К тому же служебная «волга» Маврова попала в аварию. Поломка машины удручала его куда больше, чем серьезно пострадавший шофер (тот через неделю встал на ноги, а вот машина едва ли когда-нибудь встанет на колеса). Пришлось интимные встречи перенести в самое сердце предприятия. Теперь Мавров и Дафи оставались после работы, якобы для того, чтобы подработать какие-то планы и документы, — предлог, стершийся от употребления. Уборщицы и вахтеры вертелись у кабинета, хихикая и перемигиваясь. Кроме того, многие служащие пользовались случаем, чтобы решить с дирекцией свои служебные и личные дела, и до тех пор не оставляли любовников в покое, пока Дафи не уходила домой.
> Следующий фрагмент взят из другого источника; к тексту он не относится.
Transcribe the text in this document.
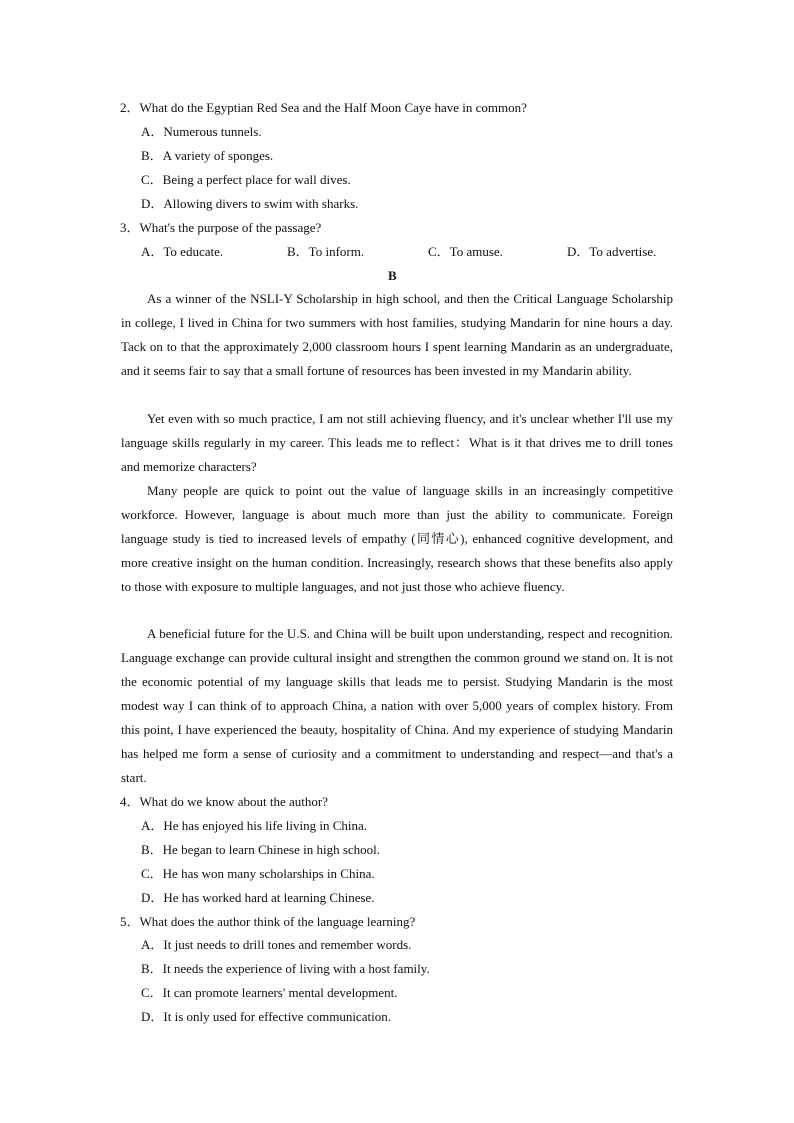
2．What do the Egyptian Red Sea and the Half Moon Caye have in common?
A．Numerous tunnels.
B．A variety of sponges.
C．Being a perfect place for wall dives.
D．Allowing divers to swim with sharks.
3．What's the purpose of the passage?
A．To educate.	B．To inform.	C．To amuse.	D．To advertise.
B
As a winner of the NSLI-Y Scholarship in high school, and then the Critical Language Scholarship in college, I lived in China for two summers with host families, studying Mandarin for nine hours a day. Tack on to that the approximately 2,000 classroom hours I spent learning Mandarin as an undergraduate, and it seems fair to say that a small fortune of resources has been invested in my Mandarin ability.
Yet even with so much practice, I am not still achieving fluency, and it's unclear whether I'll use my language skills regularly in my career. This leads me to reflect：What is it that drives me to drill tones and memorize characters?
Many people are quick to point out the value of language skills in an increasingly competitive workforce. However, language is about much more than just the ability to communicate. Foreign language study is tied to increased levels of empathy (同情心), enhanced cognitive development, and more creative insight on the human condition. Increasingly, research shows that these benefits also apply to those with exposure to multiple languages, and not just those who achieve fluency.
A beneficial future for the U.S. and China will be built upon understanding, respect and recognition. Language exchange can provide cultural insight and strengthen the common ground we stand on. It is not the economic potential of my language skills that leads me to persist. Studying Mandarin is the most modest way I can think of to approach China, a nation with over 5,000 years of complex history. From this point, I have experienced the beauty, hospitality of China. And my experience of studying Mandarin has helped me form a sense of curiosity and a commitment to understanding and respect—and that's a start.
4．What do we know about the author?
A．He has enjoyed his life living in China.
B．He began to learn Chinese in high school.
C．He has won many scholarships in China.
D．He has worked hard at learning Chinese.
5．What does the author think of the language learning?
A．It just needs to drill tones and remember words.
B．It needs the experience of living with a host family.
C．It can promote learners' mental development.
D．It is only used for effective communication.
Тогда они решили встречаться с двенадцати до часу, во время обеденного перерыва, когда служащие спускались в столовую. Для этого потребовалось безрассудство, которое поэты вдохновенно называют «безумством храбрых», самоотверженностью во имя любви и еще бог знает чем, толкая влюбленных на излишние страдания и жертвы. По мне, так лучше бы они стали каким-то образом невидимыми, чем безумно храбрыми, потому что нервы Маврова и без того были на пределе, и первое время он походил на пуганого зайца, который все время прислушивается и при первом же шорохе готов дать стрекача. Дафи же наоборот — была спокойна и весела. Больше того, на нее то и дело нападал беспричинный смех. Это ее поведение не настораживало Маврова, а успокаивало.
Итак, в то время как все живое изнывало от июльского зноя и задыхалось от тяжкого, прокуренного воздуха, наши влюбленные изнывали от любви и не только не испытывали недостатка в чистом воздухе, а, наоборот, плотно задергивали шторы в кабинете и затыкали замочную скважину.
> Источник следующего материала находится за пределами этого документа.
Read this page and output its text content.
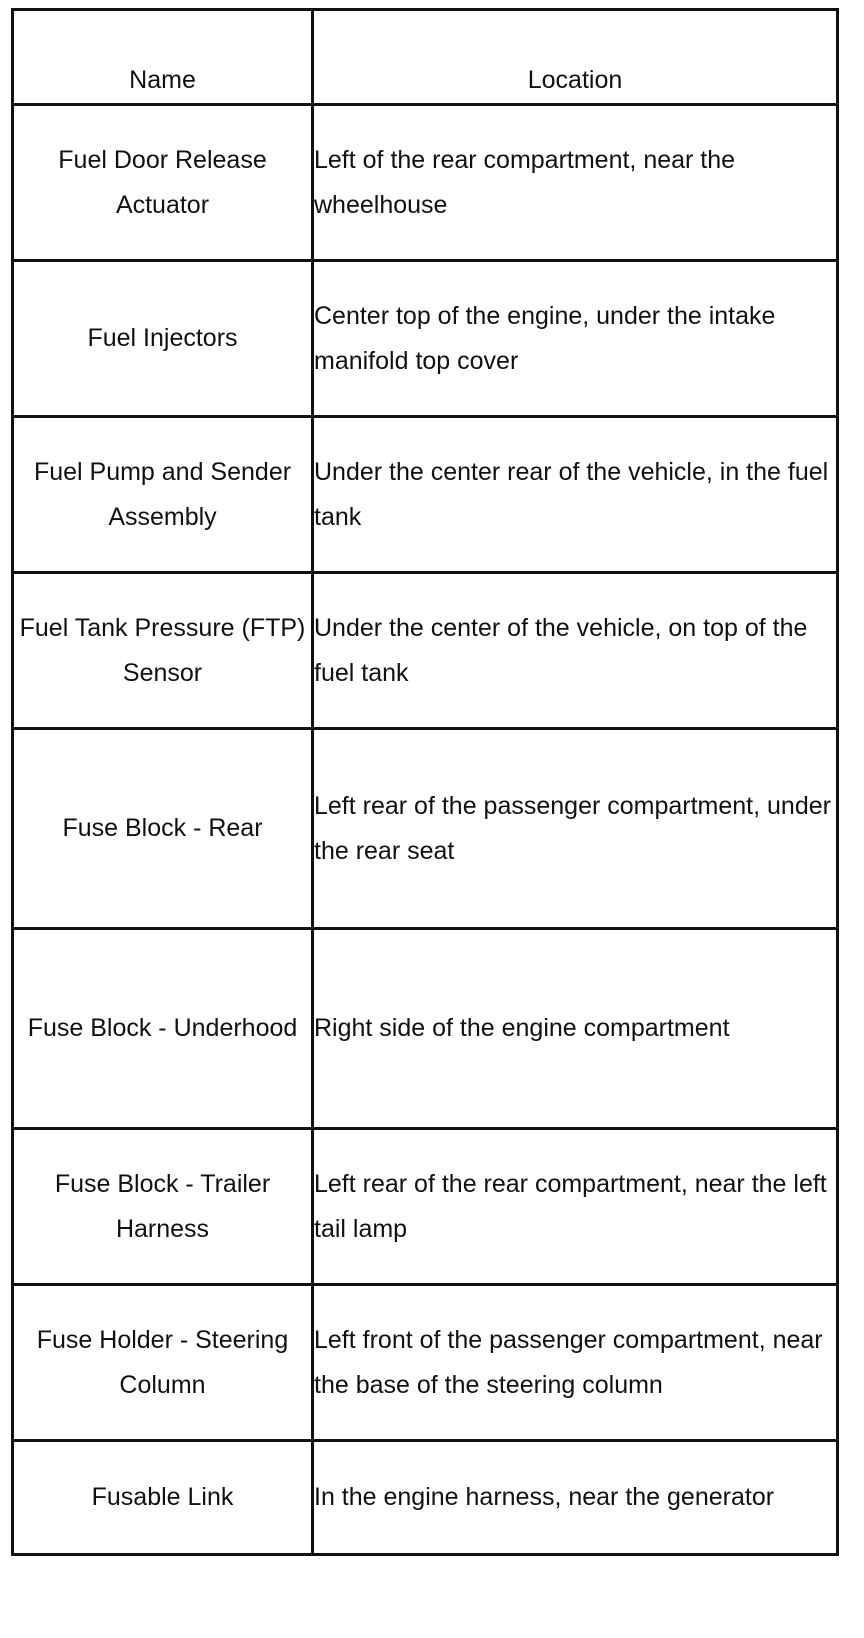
Name	Location
Fuel Door Release Actuator	Left of the rear compartment, near the wheelhouse
Fuel Injectors	Center top of the engine, under the intake manifold top cover
Fuel Pump and Sender Assembly	Under the center rear of the vehicle, in the fuel tank
Fuel Tank Pressure (FTP) Sensor	Under the center of the vehicle, on top of the fuel tank
Fuse Block - Rear	Left rear of the passenger compartment, under the rear seat
Fuse Block - Underhood	Right side of the engine compartment
Fuse Block - Trailer Harness	Left rear of the rear compartment, near the left tail lamp
Fuse Holder - Steering Column	Left front of the passenger compartment, near the base of the steering column
Fusable Link	In the engine harness, near the generator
Тем временем Станиш, скрытый газетным киоском, часами простаивал на противоположной стороне улицы, по-бараньи уставившись в окна директорского кабинета. Иначе и быть не могло, ведь должен сложиться традиционный треугольник, без которого невозможна настоящая любовная драма. Может быть, благоразумие супруги Маврова в том и состояло, что она не пожелала принять непосредственное участие в этой истории и тем самым не позволила образоваться четырехугольнику, который уравновесил бы стороны и смягчил бы силу возмездия провинившимся супругам — недаром же любовный четырехугольник не нашел отражения в мировой драматургии.
Как все мы, прекрасно зная, что когда-нибудь умрем, все же отказываемся в это поверить, так и Станиш, зная, что Дафи ему изменяет, все еще в это не верил. Его «недоверчивость» объяснялась не столько страхом потерять Дафи, сколько — прежде всего — каким-то первозданным стыдом, нравственно-этическим началом, унаследованным таинственным образом от пращуров. Анонимные доброжелатели, с ревностным усердием осведомлявшие его о ходе измены, к сожалению, оказались правы. В отличие от Отелло Станиш испытывал ненависть не к подлинной виновнице его страданий, а к ее возлюбленному. На него-то он и направил свой гнев. «Дань Востоку!» — сказал бы верный себе Остап Бендер, но в сердце великого комбинатора жила лишь хрустальная мечта побывать в заветном Рио-де-Жанейро, и он неспособен был понять, что значит страдать от попранной любви.
Станиш несколько раз осторожно посоветовал жене перейти на другую работу, намекнув, что люди злословят, будто у нее шуры-муры с директором. Но Дафи беспечно отвечала, что ни шур, ни мур у нее с директором нет, и при этом смотрела мужу в глаза и от всего сердца смеялась. Станиш окончательно убедился, что Дафи свихнулась и «свихнул» ее не кто иной, как директор, воспользовавшись при этом служебным положением или, может, даже силой (иначе трудно было представить, чтобы она добровольно отдавала свою молодость и красоту пожилому семейному мужчине и не где-нибудь, а посреди кооперативных полей или — еще хуже — в самом сердце предприятия с большим штатом рабочих и служащих). Когда Станишу удавалось это представить, его охватывало не столько чувство ревности, сколько стыд, ужас и какое-то липкое, неотвязное чувство омерзения. И он пошел к Маврову — не для того, чтобы мстить, а чтобы высказать ему в лицо, что он развратник, опозоривший красивую женщину, превративший ее в потаскушку. Может, Станиш даже самому себе не хотел признаться в ревности. Но, во всяком случае, таковы были его намерения, когда он шел по улице, а потом по длинному коридору третьего этажа. Он собирался разить словами и не прихватил с собой ни кинжала, ни вообще какого-либо оружия.